Monday, December 27, 2004

"No Good Deed Goes Unpunished"

So, I thought, "What can I do on Christmas since I'll be alone?"

I didn't want to go back to Pattie and Gary's where I'm reminded that my sister has what I'm missing - nice home, a man who loves her, etc. . . Nope. Had that on Christmas Eve and even though she asked me over for Christmas Day dinner, I declined.

I didn't want to sit in my apartment and brood.

I should get out and DO something. Volunteer - do a good deed.
I should go to one of our nursing homes and do something with the Activity Department. What a great idea! Well, at least I thought it was a great idea.

I was at Easton Nursing Center on Christmas Day, helping to hand out presents to the residents - many of whom wouldn't have visitors or gifts on Christmas. The Salvation Army was very generous with stockings for each resident. There were also many wrapped gifts - new items bought by the staff for the residents - sweaters, cologne, stationary - nice gifts.

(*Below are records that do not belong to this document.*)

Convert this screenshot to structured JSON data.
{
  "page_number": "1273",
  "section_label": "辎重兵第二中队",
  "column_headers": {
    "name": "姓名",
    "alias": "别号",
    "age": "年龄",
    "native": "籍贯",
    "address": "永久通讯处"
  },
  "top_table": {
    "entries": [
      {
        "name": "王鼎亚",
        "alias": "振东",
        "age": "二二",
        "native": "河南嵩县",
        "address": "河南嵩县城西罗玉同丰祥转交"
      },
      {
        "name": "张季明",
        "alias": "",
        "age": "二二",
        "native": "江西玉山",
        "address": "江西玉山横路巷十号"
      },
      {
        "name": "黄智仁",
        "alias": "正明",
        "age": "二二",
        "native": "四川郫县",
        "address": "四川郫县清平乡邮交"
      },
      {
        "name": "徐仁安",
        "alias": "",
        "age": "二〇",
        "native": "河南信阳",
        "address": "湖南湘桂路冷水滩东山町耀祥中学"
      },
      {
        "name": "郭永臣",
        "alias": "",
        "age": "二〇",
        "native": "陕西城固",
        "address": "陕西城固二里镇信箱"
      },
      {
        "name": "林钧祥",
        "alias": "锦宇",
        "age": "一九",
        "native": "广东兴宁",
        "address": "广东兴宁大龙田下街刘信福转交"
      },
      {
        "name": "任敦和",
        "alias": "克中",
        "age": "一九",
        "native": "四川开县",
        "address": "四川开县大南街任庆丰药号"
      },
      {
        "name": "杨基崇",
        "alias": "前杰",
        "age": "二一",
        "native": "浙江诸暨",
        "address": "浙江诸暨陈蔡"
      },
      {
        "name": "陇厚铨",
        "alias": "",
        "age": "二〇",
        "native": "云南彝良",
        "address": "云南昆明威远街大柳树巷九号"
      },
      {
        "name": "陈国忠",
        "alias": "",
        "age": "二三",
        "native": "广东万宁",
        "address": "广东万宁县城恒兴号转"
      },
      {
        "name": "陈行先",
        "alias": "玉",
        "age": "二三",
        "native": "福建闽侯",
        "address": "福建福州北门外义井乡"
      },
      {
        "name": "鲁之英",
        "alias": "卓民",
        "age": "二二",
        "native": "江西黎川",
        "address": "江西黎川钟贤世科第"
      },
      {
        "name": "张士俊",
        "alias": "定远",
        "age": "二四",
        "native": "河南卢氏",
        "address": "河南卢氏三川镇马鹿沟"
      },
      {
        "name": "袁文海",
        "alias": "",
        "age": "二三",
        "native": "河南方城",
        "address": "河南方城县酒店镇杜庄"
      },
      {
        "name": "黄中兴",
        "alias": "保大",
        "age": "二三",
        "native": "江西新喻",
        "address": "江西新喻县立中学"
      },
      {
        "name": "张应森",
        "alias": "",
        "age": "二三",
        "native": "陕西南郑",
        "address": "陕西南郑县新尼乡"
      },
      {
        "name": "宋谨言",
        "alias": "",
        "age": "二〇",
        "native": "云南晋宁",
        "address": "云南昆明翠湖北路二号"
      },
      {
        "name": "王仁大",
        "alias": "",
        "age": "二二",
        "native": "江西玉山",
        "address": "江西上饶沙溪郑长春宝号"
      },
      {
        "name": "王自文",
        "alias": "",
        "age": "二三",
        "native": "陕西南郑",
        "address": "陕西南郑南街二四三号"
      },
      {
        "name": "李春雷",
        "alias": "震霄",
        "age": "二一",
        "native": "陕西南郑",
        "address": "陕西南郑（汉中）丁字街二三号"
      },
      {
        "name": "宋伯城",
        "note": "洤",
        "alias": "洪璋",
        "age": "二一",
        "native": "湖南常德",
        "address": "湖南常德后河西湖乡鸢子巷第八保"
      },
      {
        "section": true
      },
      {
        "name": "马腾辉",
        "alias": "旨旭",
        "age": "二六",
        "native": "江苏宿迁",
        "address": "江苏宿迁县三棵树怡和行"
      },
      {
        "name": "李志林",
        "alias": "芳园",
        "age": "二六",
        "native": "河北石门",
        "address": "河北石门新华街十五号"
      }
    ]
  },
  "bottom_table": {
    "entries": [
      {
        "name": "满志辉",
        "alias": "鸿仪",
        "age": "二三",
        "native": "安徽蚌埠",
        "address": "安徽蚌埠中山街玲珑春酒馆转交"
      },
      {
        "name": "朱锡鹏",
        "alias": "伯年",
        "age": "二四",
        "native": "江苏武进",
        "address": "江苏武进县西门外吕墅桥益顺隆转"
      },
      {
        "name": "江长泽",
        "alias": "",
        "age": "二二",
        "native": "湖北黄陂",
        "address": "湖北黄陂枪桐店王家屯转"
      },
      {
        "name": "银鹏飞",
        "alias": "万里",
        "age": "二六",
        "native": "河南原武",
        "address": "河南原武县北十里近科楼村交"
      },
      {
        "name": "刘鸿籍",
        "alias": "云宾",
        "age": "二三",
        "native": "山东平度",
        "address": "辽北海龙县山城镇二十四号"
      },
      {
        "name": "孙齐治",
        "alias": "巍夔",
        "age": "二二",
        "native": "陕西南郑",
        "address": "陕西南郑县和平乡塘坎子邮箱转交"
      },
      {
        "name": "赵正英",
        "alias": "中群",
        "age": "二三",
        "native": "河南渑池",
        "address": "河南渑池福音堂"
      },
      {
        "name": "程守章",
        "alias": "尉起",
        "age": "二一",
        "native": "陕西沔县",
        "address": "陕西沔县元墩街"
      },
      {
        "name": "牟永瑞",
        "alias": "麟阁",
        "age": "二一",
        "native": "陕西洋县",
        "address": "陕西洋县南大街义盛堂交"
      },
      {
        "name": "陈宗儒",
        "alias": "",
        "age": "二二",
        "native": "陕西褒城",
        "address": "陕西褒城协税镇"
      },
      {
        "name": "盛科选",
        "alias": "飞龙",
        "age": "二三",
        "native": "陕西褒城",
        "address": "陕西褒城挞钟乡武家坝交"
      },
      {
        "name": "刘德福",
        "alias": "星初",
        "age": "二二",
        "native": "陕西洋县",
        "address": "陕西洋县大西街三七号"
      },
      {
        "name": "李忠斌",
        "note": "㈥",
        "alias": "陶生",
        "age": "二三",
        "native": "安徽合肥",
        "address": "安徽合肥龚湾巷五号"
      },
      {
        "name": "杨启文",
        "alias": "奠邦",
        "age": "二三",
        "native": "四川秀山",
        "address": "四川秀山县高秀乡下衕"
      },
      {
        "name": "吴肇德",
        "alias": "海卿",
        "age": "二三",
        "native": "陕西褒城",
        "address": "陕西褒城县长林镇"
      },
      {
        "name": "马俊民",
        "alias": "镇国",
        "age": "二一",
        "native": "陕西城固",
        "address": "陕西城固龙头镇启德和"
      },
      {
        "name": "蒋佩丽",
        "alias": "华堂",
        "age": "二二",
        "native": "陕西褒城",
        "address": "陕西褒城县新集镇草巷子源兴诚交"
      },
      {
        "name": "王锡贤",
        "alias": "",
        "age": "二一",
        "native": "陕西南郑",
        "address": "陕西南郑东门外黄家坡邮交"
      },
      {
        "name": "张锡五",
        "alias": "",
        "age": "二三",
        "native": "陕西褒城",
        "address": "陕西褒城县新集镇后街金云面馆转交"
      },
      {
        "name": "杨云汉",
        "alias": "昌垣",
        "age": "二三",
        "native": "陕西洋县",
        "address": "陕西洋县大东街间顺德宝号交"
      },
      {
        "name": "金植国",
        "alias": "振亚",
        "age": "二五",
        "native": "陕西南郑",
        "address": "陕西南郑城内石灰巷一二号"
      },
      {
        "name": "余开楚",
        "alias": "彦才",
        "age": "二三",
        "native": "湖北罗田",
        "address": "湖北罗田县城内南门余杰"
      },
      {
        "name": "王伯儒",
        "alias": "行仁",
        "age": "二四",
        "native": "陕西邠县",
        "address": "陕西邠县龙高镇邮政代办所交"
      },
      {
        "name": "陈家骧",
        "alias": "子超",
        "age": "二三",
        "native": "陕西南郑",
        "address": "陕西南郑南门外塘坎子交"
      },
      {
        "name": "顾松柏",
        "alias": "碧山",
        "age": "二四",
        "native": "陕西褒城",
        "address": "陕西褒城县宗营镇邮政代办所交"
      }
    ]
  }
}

I spent almost three hours playing Santa's helper. I paid for it the next day - I could hardly get up from the sofa - my back and knee pain was so great. I had to push myself up with my hands and then press my hands on my thighs, still bent over, to slowly straighten up.

I took two Aleve for the pain so I could move - get out of the house and buy groceries. I know all about Aleve - I figure that I'll get rid of my back pain with Aleve now and when I have my heart attack they can give me freakin' morphine in the ER. I need to be able to move NOW - not worry what's going to happen to me in the future.

I soaked in a hot tub last night and took my Flexoril as ordered. So the pain is a little better this morning. But I'm waiting for the return since I had to shovel snow this morning.

Christmas Day delivering presents to the residents and the subsequent pain made me recognize a truth - never back to nursing - not general duty nursing - I would die from the pain.

I guess it's time for a new career - one where I don't have to sit, stand or walk for long periods of time. One where I don't have to drive long distances or lift anything.

Hmmm? When I find a job like that, I'll let you know.
Until then, I guess I'll just suffer and take Aleve - at least until they pull it off the shelf.